Lyra 2.0: Explorable Generative 3D Worlds
2026-04-14 • Computer Vision and Pattern Recognition
Computer Vision and Pattern Recognition
AI summaryⓘ
The authors introduce Lyra 2.0, a new method for creating large, 3D scenes by generating videos that simulate walking through an environment and turning those videos into 3D models. They solve problems of forgetting parts of the scene and gradual errors by carefully using stored 3D info to find relevant past views and training their model to fix mistakes it makes over time. This approach allows their system to create longer, more consistent videos that lead to more reliable and higher-quality 3D reconstructions. Overall, their work improves how video-based 3D scene generation can handle complex, large-scale environments.

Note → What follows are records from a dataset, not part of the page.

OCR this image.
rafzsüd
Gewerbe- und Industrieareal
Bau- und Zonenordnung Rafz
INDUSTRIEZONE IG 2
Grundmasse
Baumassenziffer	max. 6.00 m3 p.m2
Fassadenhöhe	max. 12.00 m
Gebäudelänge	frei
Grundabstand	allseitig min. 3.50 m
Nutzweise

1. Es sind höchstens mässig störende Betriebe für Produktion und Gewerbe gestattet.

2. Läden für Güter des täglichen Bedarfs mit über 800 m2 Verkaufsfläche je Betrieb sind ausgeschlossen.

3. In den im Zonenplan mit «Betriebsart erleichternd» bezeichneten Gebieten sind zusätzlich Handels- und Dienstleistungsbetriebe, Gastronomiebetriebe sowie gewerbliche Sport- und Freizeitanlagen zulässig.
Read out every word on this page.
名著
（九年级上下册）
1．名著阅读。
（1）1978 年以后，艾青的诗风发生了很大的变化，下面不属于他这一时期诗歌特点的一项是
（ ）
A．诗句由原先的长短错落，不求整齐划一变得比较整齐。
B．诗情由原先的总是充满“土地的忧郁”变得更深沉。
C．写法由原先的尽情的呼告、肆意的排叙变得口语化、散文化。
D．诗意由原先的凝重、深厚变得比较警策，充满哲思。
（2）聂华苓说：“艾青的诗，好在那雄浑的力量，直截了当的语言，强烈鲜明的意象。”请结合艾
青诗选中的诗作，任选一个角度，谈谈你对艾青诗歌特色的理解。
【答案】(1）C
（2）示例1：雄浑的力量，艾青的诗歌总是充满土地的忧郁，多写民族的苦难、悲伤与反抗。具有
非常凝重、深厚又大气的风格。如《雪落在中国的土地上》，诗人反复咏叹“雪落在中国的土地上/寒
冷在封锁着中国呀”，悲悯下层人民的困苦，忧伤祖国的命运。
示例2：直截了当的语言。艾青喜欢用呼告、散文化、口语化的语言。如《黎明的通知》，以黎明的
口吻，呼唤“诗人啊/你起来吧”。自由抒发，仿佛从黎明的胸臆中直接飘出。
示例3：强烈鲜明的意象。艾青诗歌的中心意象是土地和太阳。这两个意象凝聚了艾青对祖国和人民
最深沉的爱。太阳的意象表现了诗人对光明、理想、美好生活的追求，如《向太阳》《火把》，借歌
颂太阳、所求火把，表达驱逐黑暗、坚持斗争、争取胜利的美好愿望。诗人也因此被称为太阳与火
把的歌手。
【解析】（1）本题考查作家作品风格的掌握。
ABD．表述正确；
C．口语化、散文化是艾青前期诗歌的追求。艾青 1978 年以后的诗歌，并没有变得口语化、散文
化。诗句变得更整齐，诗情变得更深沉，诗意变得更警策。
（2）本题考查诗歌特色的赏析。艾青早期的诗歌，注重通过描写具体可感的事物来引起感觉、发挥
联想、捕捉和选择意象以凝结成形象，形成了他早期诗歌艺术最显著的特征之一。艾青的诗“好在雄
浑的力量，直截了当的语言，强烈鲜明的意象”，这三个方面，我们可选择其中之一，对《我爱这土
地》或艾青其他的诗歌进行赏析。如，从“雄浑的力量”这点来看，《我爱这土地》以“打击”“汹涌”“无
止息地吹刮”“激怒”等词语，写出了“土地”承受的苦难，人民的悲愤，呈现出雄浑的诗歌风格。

3D scene reconstructionvideo generationspatial forgettingtemporal driftingautoregressive generationfeed-forward reconstructioncamera trajectorydense correspondencesself-augmentationreal-time rendering
Authors
Tianchang Shen, Sherwin Bahmani, Kai He, Sangeetha Grama Srinivasan, Tianshi Cao, Jiawei Ren, Ruilong Li, Zian Wang, Nicholas Sharp, Zan Gojcic, Sanja Fidler, Jiahui Huang, Huan Ling, Jun Gao, Xuanchi Ren
Abstract
Recent advances in video generation enable a new paradigm for 3D scene creation: generating camera-controlled videos that simulate scene walkthroughs, then lifting them to 3D via feed-forward reconstruction techniques. This generative reconstruction approach combines the visual fidelity and creative capacity of video models with 3D outputs ready for real-time rendering and simulation. Scaling to large, complex environments requires 3D-consistent video generation over long camera trajectories with large viewpoint changes and location revisits, a setting where current video models degrade quickly. Existing methods for long-horizon generation are fundamentally limited by two forms of degradation: spatial forgetting and temporal drifting. As exploration proceeds, previously observed regions fall outside the model's temporal context, forcing the model to hallucinate structures when revisited. Meanwhile, autoregressive generation accumulates small synthesis errors over time, gradually distorting scene appearance and geometry. We present Lyra 2.0, a framework for generating persistent, explorable 3D worlds at scale. To address spatial forgetting, we maintain per-frame 3D geometry and use it solely for information routing -- retrieving relevant past frames and establishing dense correspondences with the target viewpoints -- while relying on the generative prior for appearance synthesis. To address temporal drifting, we train with self-augmented histories that expose the model to its own degraded outputs, teaching it to correct drift rather than propagate it. Together, these enable substantially longer and 3D-consistent video trajectories, which we leverage to fine-tune feed-forward reconstruction models that reliably recover high-quality 3D scenes.